Wally Wood's CANNON ran concurrently with the much lighter SALLY FORTH in the OVERSEAS WEEKLY newspaper of the early 1970's. CANNON is perhaps the ultimate machismo fantasy strip with violence, guns, explosions and/or naked women in something like every third panel sometimes. Originally created by Wood himself for the undistributed 1969 one-shot, HEROES, INC. (and originally done with Steve Ditko pencilling), it would thus seem to be the culmination of his own well-known macho leanings. Or is it an over-the-top parody of the then recently ragingly popular spy genre?
If it were ever to be made into a movie, I would cast Bruce Willis as Cannon. The character of Cannon is a government-sanctioned killing machine with no emotions, no fears and no conscience. He does, however, seem to have a bit of an overactive sex drive. Like a hyperactive STEVE CANYON, his adventures take him into various exotic locations with lots of military and spy hardware.
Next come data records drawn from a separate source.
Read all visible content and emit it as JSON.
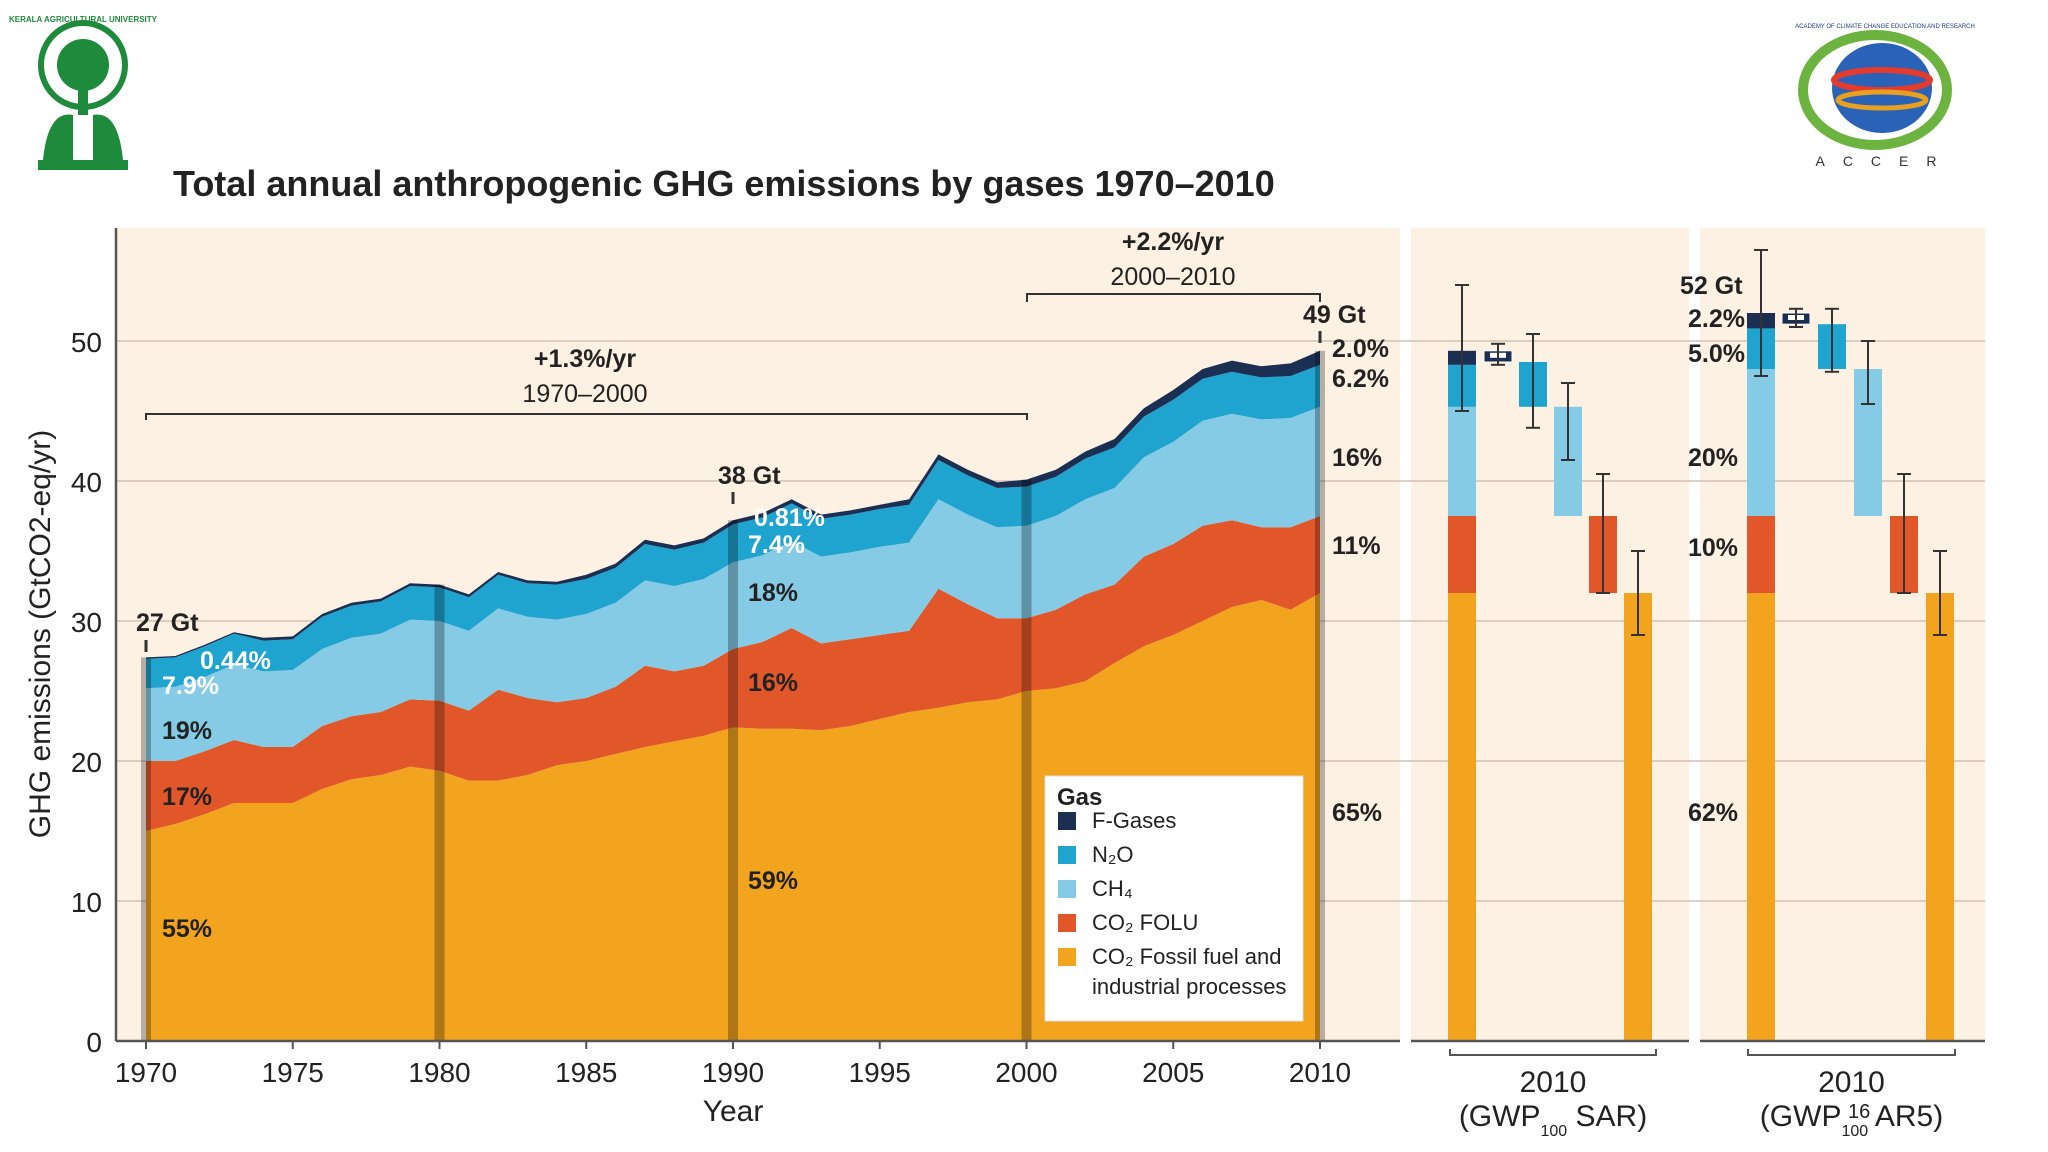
{
  "slide": {
    "title": "Total annual anthropogenic GHG emissions by gases 1970–2010",
    "page_number": "16",
    "logo_left_name": "KERALA AGRICULTURAL UNIVERSITY",
    "logo_right_name": "ACCER",
    "logo_right_arc_text": "ACADEMY OF CLIMATE CHANGE EDUCATION AND RESEARCH"
  },
  "colors": {
    "fgases": "#1a2f52",
    "n2o": "#1fa3cf",
    "ch4": "#86cbe6",
    "co2folu": "#e2572a",
    "co2ff": "#f2a41f",
    "plot_bg": "#fdf1e3",
    "vline": "#8a6a4a"
  },
  "chart_data": {
    "type": "area",
    "title": "Total annual anthropogenic GHG emissions by gases 1970–2010",
    "xlabel": "Year",
    "ylabel": "GHG emissions (GtCO2-eq/yr)",
    "ylim": [
      0,
      58
    ],
    "yticks": [
      0,
      10,
      20,
      30,
      40,
      50
    ],
    "xticks": [
      1970,
      1975,
      1980,
      1985,
      1990,
      1995,
      2000,
      2005,
      2010
    ],
    "grid": true,
    "legend_title": "Gas",
    "legend_position": "bottom-right",
    "x": [
      1970,
      1971,
      1972,
      1973,
      1974,
      1975,
      1976,
      1977,
      1978,
      1979,
      1980,
      1981,
      1982,
      1983,
      1984,
      1985,
      1986,
      1987,
      1988,
      1989,
      1990,
      1991,
      1992,
      1993,
      1994,
      1995,
      1996,
      1997,
      1998,
      1999,
      2000,
      2001,
      2002,
      2003,
      2004,
      2005,
      2006,
      2007,
      2008,
      2009,
      2010
    ],
    "series": [
      {
        "name": "CO2 Fossil fuel and industrial processes",
        "color_key": "co2ff",
        "values": [
          15.0,
          15.5,
          16.2,
          17.0,
          17.0,
          17.0,
          18.0,
          18.7,
          19.0,
          19.6,
          19.3,
          18.6,
          18.6,
          19.0,
          19.7,
          20.0,
          20.5,
          21.0,
          21.4,
          21.8,
          22.4,
          22.3,
          22.3,
          22.2,
          22.5,
          23.0,
          23.5,
          23.8,
          24.2,
          24.4,
          25.0,
          25.2,
          25.7,
          27.0,
          28.2,
          29.0,
          30.0,
          31.0,
          31.5,
          30.8,
          32.0
        ]
      },
      {
        "name": "CO2 FOLU",
        "color_key": "co2folu",
        "values": [
          5.0,
          4.5,
          4.5,
          4.5,
          4.0,
          4.0,
          4.5,
          4.5,
          4.5,
          4.8,
          5.0,
          5.0,
          6.5,
          5.5,
          4.5,
          4.5,
          4.8,
          5.8,
          5.0,
          5.0,
          5.6,
          6.2,
          7.2,
          6.2,
          6.2,
          6.0,
          5.8,
          8.5,
          7.0,
          5.8,
          5.2,
          5.6,
          6.2,
          5.6,
          6.4,
          6.5,
          6.8,
          6.2,
          5.2,
          5.9,
          5.5
        ]
      },
      {
        "name": "CH4",
        "color_key": "ch4",
        "values": [
          5.2,
          5.3,
          5.3,
          5.4,
          5.4,
          5.5,
          5.5,
          5.6,
          5.6,
          5.7,
          5.7,
          5.7,
          5.8,
          5.8,
          5.9,
          6.0,
          6.0,
          6.1,
          6.1,
          6.2,
          6.2,
          6.2,
          6.2,
          6.2,
          6.2,
          6.3,
          6.3,
          6.4,
          6.4,
          6.5,
          6.6,
          6.7,
          6.8,
          6.9,
          7.1,
          7.3,
          7.5,
          7.6,
          7.7,
          7.8,
          7.8
        ]
      },
      {
        "name": "N2O",
        "color_key": "n2o",
        "values": [
          2.1,
          2.1,
          2.2,
          2.2,
          2.2,
          2.2,
          2.3,
          2.3,
          2.3,
          2.4,
          2.4,
          2.4,
          2.4,
          2.4,
          2.5,
          2.5,
          2.5,
          2.6,
          2.6,
          2.6,
          2.7,
          2.7,
          2.7,
          2.7,
          2.7,
          2.7,
          2.7,
          2.8,
          2.8,
          2.8,
          2.8,
          2.8,
          2.9,
          2.9,
          2.9,
          3.0,
          3.0,
          3.0,
          3.0,
          3.0,
          3.0
        ]
      },
      {
        "name": "F-Gases",
        "color_key": "fgases",
        "values": [
          0.1,
          0.1,
          0.1,
          0.1,
          0.2,
          0.2,
          0.2,
          0.2,
          0.2,
          0.2,
          0.2,
          0.2,
          0.2,
          0.2,
          0.2,
          0.3,
          0.3,
          0.3,
          0.3,
          0.3,
          0.3,
          0.3,
          0.3,
          0.3,
          0.3,
          0.3,
          0.4,
          0.4,
          0.4,
          0.4,
          0.5,
          0.5,
          0.5,
          0.6,
          0.6,
          0.7,
          0.7,
          0.8,
          0.8,
          0.9,
          1.0
        ]
      }
    ],
    "legend_items": [
      {
        "label": "F-Gases",
        "color_key": "fgases"
      },
      {
        "label": "N₂O",
        "color_key": "n2o"
      },
      {
        "label": "CH₄",
        "color_key": "ch4"
      },
      {
        "label": "CO₂ FOLU",
        "color_key": "co2folu"
      },
      {
        "label": "CO₂ Fossil fuel and",
        "label2": "industrial processes",
        "color_key": "co2ff"
      }
    ],
    "year_markers": [
      1970,
      1980,
      1990,
      2000,
      2010
    ],
    "annotations": {
      "total_1970": "27 Gt",
      "total_1990": "38 Gt",
      "total_2010": "49 Gt",
      "growth_1": {
        "rate": "+1.3%/yr",
        "period": "1970–2000"
      },
      "growth_2": {
        "rate": "+2.2%/yr",
        "period": "2000–2010"
      },
      "shares_1970": {
        "fgases": "0.44%",
        "n2o": "7.9%",
        "ch4": "19%",
        "co2folu": "17%",
        "co2ff": "55%"
      },
      "shares_1990": {
        "fgases": "0.81%",
        "n2o": "7.4%",
        "ch4": "18%",
        "co2folu": "16%",
        "co2ff": "59%"
      },
      "shares_2010": {
        "fgases": "2.0%",
        "n2o": "6.2%",
        "ch4": "16%",
        "co2folu": "11%",
        "co2ff": "65%"
      }
    },
    "side_panels": [
      {
        "name": "SAR",
        "label_line1": "2010",
        "label_line2_pre": "(GWP",
        "label_sub": "100",
        "label_line2_post": " SAR)",
        "total_label": "",
        "shares": {
          "fgases": "",
          "n2o": "",
          "ch4": "",
          "co2folu": "",
          "co2ff": ""
        },
        "stacked_bounds": [
          0,
          32.0,
          37.5,
          45.3,
          48.3,
          49.3
        ],
        "stack_error": [
          45.0,
          54.0
        ],
        "components": [
          {
            "key": "fgases",
            "bottom": 48.5,
            "top": 49.3,
            "err": [
              48.3,
              49.8
            ]
          },
          {
            "key": "n2o",
            "bottom": 45.3,
            "top": 48.5,
            "err": [
              43.8,
              50.5
            ]
          },
          {
            "key": "ch4",
            "bottom": 37.5,
            "top": 45.3,
            "err": [
              41.5,
              47.0
            ]
          },
          {
            "key": "co2folu",
            "bottom": 32.0,
            "top": 37.5,
            "err": [
              32.0,
              40.5
            ]
          },
          {
            "key": "co2ff",
            "bottom": 0,
            "top": 32.0,
            "err": [
              29.0,
              35.0
            ]
          }
        ]
      },
      {
        "name": "AR5",
        "label_line1": "2010",
        "label_line2_pre": "(GWP",
        "label_sub": "100",
        "label_line2_post": " AR5)",
        "total_label": "52 Gt",
        "shares": {
          "fgases": "2.2%",
          "n2o": "5.0%",
          "ch4": "20%",
          "co2folu": "10%",
          "co2ff": "62%"
        },
        "stacked_bounds": [
          0,
          32.0,
          37.5,
          48.0,
          50.9,
          52.0
        ],
        "stack_error": [
          47.5,
          56.5
        ],
        "components": [
          {
            "key": "fgases",
            "bottom": 51.2,
            "top": 52.0,
            "err": [
              51.0,
              52.3
            ]
          },
          {
            "key": "n2o",
            "bottom": 48.0,
            "top": 51.2,
            "err": [
              47.8,
              52.3
            ]
          },
          {
            "key": "ch4",
            "bottom": 37.5,
            "top": 48.0,
            "err": [
              45.5,
              50.0
            ]
          },
          {
            "key": "co2folu",
            "bottom": 32.0,
            "top": 37.5,
            "err": [
              32.0,
              40.5
            ]
          },
          {
            "key": "co2ff",
            "bottom": 0,
            "top": 32.0,
            "err": [
              29.0,
              35.0
            ]
          }
        ]
      }
    ]
  }
}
CANNON features some of the best Woodwork of the period, aided here and there by Nick Cuti, Ralph Reese, possibly Paul Kirchner and Larry Hama and even Neal Adams. I'm pretty sure I spot a few other, less identifiable hands in the art also. There's also lots of barely traced drawings of cars straight out of the clip art files and even a character obviously based (at least visually) on Woody himself.
Taken as a serious story, CANNON can be downright disturbing in spots but as I say above, if it comes right down to it, I'm not at all sure the creators WERE taking it seriously. There's Cannon with a beard, Cannon shaved bald, Cannon on the farm, Cannon in Nazi uniform, Cannon against the maniacal super-villain, Cannon shagging enemy female agents. It's like they were doing a more subtle (and frankly less funny) MAD-like parody of genre and gender cliches.